Appeal court pulls the plug on Eskom's 'coercion' of cash-strapped municipalities

Ernest Mabuza Journalist
The Supreme Court of Appeal has dismissed an appeal by Eskom, whose decisions to interrupt power supply to two Mpumalanga municipalities had been declared unlawful.
The Supreme Court of Appeal has dismissed an appeal by Eskom, whose decisions to interrupt power supply to two Mpumalanga municipalities had been declared unlawful.
Image: REUTERS

Eskom’s attempts to coerce municipalities to pay when they are unable to do so is undesirable. The Supreme Court of Appeal (SCA) said this on Tuesday as it dismissed two applications by the power utility.

They related to appeals against two decisions by the high court in Pretoria, which set aside Eskom's decisions to interrupt the bulk supply of electricity to Mpumalanga's Emalahleni local municipality (ELM) and the Thaba Chweu local municipality (TCLM).
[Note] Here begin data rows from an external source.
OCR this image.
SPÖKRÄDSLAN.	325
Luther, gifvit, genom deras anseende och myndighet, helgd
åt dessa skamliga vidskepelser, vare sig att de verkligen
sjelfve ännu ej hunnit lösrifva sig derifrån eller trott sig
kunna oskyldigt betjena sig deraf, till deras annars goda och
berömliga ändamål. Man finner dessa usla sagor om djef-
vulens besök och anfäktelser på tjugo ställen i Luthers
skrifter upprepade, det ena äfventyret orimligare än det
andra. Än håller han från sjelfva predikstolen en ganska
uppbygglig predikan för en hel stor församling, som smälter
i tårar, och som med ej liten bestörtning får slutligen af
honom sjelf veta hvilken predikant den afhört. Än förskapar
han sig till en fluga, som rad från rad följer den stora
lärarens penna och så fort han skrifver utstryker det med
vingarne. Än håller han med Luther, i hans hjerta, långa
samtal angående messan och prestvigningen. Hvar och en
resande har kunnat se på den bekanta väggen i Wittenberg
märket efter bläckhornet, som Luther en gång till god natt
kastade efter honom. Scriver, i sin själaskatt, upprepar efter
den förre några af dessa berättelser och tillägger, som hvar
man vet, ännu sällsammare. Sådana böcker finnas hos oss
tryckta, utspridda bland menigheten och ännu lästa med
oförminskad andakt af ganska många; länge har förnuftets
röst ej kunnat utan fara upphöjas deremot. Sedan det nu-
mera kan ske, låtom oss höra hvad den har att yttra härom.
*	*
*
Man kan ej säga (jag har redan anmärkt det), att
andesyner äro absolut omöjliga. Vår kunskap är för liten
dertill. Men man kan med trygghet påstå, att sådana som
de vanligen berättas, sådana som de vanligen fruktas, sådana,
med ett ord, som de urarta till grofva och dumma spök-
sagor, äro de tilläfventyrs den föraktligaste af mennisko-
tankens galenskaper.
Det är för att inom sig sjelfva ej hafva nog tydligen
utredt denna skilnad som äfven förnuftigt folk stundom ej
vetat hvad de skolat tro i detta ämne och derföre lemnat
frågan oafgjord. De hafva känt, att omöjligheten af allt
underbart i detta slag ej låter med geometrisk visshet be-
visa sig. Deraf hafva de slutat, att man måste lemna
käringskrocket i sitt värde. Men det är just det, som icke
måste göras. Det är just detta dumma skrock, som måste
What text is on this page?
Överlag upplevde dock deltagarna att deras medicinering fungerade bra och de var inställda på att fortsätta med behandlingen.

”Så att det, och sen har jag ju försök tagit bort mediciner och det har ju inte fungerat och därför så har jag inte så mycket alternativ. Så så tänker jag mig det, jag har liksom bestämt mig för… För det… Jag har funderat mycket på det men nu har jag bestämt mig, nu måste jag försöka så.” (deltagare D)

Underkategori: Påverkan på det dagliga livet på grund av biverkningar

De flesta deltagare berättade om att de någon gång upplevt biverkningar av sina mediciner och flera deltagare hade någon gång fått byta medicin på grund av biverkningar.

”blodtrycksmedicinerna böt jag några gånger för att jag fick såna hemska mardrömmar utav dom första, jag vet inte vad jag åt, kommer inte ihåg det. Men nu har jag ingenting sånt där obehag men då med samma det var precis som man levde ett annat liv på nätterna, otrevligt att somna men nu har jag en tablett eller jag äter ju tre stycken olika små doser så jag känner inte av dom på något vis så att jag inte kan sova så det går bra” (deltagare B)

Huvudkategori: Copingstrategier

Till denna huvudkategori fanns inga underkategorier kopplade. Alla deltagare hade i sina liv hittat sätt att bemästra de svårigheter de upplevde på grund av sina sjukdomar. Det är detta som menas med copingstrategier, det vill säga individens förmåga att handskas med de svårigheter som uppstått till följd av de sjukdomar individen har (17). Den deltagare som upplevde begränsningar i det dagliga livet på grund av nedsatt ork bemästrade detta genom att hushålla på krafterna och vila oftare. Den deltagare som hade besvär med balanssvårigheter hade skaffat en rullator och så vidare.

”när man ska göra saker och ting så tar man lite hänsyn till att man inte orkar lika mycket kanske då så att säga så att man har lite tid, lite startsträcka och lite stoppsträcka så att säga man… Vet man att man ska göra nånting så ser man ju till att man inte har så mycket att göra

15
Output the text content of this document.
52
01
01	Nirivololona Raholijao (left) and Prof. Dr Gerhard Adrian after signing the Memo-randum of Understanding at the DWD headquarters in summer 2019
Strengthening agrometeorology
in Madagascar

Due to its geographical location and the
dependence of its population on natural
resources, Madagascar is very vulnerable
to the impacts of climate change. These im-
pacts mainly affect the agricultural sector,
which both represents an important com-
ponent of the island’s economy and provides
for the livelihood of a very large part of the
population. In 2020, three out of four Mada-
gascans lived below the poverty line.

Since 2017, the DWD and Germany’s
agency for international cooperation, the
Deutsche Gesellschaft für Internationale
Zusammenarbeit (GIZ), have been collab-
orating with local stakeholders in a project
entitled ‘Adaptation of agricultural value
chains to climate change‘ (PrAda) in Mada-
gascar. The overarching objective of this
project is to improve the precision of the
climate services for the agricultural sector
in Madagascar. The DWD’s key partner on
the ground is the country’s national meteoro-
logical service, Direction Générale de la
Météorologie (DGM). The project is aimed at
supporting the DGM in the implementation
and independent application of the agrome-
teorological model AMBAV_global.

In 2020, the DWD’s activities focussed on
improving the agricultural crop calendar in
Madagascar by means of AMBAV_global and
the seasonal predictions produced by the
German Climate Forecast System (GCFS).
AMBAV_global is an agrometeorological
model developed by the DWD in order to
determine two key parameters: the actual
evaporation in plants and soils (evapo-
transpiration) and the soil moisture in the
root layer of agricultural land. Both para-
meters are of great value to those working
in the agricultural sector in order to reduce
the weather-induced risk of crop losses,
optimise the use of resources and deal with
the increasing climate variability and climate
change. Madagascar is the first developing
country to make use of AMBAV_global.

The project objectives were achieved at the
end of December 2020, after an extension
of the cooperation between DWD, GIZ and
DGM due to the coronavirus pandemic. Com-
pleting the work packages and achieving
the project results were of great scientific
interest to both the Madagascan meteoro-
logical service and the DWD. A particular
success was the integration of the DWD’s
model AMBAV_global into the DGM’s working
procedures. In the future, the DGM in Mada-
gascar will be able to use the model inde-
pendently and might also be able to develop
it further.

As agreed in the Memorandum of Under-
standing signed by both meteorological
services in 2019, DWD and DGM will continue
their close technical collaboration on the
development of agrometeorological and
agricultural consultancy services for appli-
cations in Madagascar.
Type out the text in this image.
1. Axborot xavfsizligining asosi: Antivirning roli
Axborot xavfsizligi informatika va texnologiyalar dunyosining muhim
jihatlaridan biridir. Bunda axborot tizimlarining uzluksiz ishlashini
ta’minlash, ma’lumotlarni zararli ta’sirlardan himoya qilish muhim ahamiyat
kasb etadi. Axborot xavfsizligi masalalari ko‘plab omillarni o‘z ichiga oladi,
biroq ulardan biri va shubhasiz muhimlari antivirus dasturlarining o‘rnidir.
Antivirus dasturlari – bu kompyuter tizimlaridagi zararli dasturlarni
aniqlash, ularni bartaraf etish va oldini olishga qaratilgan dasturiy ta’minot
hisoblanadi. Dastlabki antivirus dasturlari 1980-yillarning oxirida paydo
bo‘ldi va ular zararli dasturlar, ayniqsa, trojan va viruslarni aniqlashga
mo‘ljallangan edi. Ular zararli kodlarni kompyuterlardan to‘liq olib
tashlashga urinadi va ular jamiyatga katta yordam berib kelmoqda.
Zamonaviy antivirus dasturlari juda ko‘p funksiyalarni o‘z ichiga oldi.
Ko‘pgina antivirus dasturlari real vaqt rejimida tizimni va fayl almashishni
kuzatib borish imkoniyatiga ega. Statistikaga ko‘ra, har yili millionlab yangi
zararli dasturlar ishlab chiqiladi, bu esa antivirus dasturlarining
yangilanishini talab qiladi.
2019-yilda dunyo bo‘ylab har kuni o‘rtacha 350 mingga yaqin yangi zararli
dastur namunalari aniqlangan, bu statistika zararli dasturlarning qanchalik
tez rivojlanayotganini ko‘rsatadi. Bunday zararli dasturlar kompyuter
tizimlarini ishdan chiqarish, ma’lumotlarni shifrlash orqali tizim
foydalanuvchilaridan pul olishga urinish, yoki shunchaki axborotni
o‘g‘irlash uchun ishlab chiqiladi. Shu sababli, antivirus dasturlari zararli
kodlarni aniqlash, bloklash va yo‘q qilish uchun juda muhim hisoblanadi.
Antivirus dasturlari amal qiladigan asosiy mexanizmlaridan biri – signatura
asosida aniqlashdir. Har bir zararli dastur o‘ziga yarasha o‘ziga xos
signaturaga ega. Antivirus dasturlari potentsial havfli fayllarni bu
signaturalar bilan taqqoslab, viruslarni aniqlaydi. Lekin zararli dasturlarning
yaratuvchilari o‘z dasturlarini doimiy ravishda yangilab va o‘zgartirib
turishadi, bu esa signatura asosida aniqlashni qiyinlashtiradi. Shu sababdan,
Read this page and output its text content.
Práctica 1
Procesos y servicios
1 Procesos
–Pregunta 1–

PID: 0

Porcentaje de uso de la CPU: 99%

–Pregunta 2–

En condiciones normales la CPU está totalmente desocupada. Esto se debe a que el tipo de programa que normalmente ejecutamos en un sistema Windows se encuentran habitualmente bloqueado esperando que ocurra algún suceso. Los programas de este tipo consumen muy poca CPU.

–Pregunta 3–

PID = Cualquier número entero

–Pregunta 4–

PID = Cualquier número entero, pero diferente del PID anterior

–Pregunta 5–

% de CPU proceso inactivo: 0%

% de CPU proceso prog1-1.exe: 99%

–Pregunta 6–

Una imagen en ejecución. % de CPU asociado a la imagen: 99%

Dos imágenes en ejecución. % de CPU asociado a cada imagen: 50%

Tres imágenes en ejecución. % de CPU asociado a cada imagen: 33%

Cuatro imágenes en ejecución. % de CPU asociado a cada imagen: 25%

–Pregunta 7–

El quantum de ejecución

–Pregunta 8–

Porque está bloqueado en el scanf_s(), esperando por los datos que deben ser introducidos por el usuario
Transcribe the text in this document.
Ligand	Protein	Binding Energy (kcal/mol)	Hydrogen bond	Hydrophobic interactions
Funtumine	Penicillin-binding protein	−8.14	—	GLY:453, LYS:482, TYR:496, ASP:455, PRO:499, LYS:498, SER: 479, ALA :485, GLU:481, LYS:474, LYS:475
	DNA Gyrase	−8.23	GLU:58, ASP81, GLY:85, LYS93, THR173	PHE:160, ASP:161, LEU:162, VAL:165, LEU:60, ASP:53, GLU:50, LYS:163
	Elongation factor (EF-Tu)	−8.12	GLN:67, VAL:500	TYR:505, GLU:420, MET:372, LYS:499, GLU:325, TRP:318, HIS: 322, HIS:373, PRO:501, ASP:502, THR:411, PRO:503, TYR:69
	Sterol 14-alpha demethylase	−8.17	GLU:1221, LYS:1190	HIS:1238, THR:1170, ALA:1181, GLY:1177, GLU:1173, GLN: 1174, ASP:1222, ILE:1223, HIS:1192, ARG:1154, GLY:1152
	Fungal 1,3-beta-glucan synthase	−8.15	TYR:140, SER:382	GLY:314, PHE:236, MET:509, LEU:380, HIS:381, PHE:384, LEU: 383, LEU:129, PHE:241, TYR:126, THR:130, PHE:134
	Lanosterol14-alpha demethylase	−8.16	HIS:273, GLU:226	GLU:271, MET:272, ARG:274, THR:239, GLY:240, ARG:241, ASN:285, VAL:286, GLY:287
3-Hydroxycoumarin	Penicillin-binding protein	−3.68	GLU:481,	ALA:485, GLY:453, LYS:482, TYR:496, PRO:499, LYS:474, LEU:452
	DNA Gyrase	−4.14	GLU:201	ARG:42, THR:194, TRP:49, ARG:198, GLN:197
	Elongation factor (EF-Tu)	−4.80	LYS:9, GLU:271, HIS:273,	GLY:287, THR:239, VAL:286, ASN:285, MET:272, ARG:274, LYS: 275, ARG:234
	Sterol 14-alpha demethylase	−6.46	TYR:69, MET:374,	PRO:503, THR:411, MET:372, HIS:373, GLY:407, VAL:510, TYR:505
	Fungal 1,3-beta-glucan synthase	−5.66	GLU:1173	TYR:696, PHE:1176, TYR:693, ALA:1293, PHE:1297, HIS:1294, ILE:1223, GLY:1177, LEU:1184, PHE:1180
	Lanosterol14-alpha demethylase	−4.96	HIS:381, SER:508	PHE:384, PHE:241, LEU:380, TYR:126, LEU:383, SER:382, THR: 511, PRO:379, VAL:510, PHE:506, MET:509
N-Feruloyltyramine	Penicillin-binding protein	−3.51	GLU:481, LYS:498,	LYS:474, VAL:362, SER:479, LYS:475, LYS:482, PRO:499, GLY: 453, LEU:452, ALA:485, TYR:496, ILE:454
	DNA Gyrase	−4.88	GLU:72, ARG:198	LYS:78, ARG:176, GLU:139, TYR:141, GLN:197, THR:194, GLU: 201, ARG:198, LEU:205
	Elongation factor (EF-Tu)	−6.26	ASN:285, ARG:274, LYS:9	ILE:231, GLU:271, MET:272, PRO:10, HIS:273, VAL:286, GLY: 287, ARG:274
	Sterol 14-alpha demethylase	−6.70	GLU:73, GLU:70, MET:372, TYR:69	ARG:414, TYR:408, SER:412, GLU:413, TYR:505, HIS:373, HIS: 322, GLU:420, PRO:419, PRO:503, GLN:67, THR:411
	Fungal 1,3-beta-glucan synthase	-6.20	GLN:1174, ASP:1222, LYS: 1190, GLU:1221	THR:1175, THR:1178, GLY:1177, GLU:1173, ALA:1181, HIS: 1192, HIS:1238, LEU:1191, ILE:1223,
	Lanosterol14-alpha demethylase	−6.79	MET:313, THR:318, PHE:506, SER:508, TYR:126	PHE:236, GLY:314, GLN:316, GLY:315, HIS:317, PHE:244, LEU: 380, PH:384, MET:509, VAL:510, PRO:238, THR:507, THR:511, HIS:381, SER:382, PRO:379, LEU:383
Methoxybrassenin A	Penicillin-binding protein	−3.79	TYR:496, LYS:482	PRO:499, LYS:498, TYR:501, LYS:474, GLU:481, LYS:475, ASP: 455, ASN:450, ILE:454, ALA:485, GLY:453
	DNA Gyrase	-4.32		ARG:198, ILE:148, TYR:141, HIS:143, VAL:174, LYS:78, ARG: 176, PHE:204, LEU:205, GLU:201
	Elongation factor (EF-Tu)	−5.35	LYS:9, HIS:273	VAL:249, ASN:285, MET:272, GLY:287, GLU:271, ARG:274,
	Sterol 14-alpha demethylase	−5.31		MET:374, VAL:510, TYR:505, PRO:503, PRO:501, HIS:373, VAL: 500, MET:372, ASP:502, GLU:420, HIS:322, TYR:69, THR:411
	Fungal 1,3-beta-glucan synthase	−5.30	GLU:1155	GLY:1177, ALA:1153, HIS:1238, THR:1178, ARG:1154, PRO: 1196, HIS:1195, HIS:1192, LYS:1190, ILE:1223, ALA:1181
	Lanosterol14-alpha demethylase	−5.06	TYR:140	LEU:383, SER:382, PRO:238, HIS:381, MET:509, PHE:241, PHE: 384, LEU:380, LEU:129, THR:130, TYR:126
The appeal court said the dire situation faced by these municipalities obliged the national and provincial governments to intervene, as provided for by the constitution.

“What this means is that without the national and provincial governments’ intervention in the financial crises experienced by the ELM and the TCLM — and many other similarly situated municipalities — all are doomed,” SCA deputy president Xola Petse wrote in a unanimous judgment by the full bench.

The municipalities are among Eskom’s serious defaulters.

In June 2017, the power utility threatened to cut off supply to the two municipalities to induce them to pay. At that stage, Emalahleni owed Eskom about R1.2bn, while Thaba Chweu owed approximately R407m.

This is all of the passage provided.